I also tend to confuse “ihr” and “er” when I hear them, but it’s just having some common sense (no offense) and being very careful. It does not seem very logic “ihr isst mein Sohn” because it would be “you are eating my son”; besides for “ihr” the right conjugation of the verb “essen” is “esst”, “isst” is for the third person singular. So being more logic “you are my son”, the right way in German would be: “ihr seid meine Söhne”, being “seid” the conjugation of “ihr” (you all) and “Söhne” the plural of “Sohn”. Thus, with the audio, all that I explained and knowing that “essen” and “sein” (“eating” and “being”) have a similar conjugation for the third person singular(er, sie, es), “ist” and “isst”, you could come to the answer: “er ist mein Sohn”, which means “he is my son”.
No.
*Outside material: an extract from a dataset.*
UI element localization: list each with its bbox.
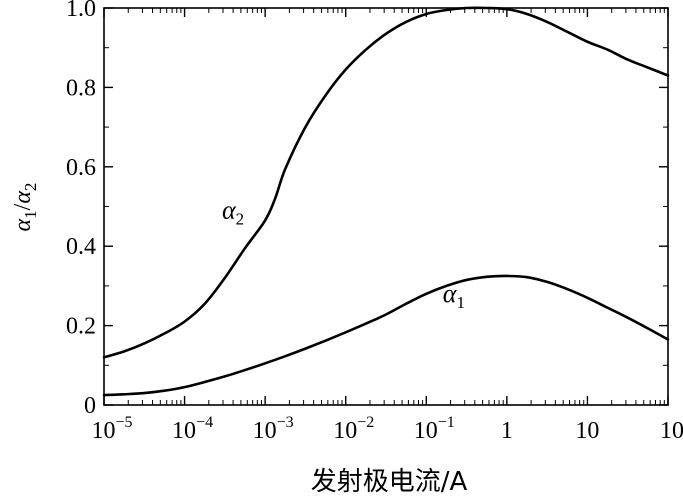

Here 'Er' is the subject, and 'Sohn' is the predicate noun. When the verb used is a form of 'sein' ('ist' in this case), both subject and predicate noun would be in nominative form.
Is that a rule? I didn't know that and had the same question as Soenix.
The normal speed translation sounds like er, although the slow speed sounds like ihr.
Why would it be mein instead of meine? Wouldn't one use meine when it come to ownership. Wouldn't "Er" have some type of ownership in his own "Sohn"? If not why does one say Meine Familie? Why is it Meine in the family case and not mein?
He and son are both the subject and in the nominative therefor you use Mein. Meine Familie is correct because Familie is plural.
No, you say "meine Familie" because in this case "Familie" is singular female. It it were plural, you would say: "meine Familien".
It's supposed to be ER IST MEINEN SOHN because there can't be 2 nominatives in a sentence
This is an example of a "Predicate Nominative". The subject Er is described or renamed by another noun or pronoun Sohn (following the linking verb "is") therefore, they are both in the nominative position. Good luck.
My problem is with the pronunciation of 'Er' . Every time the lady says it it sounds like 'Ihr'. Ive never heard it pronounced like that before. Is this odd pronunciation or correct?
Actually it is, they sound the almost the same. What you have to pay attention is to the conjugation of the verbs, to identify who is the subject. In this case she says: "Er ist mein Sohn.", with the verb seid (to be) being "ist" we know that is "er" (er/sie/es), for "ihr" it would be "seid".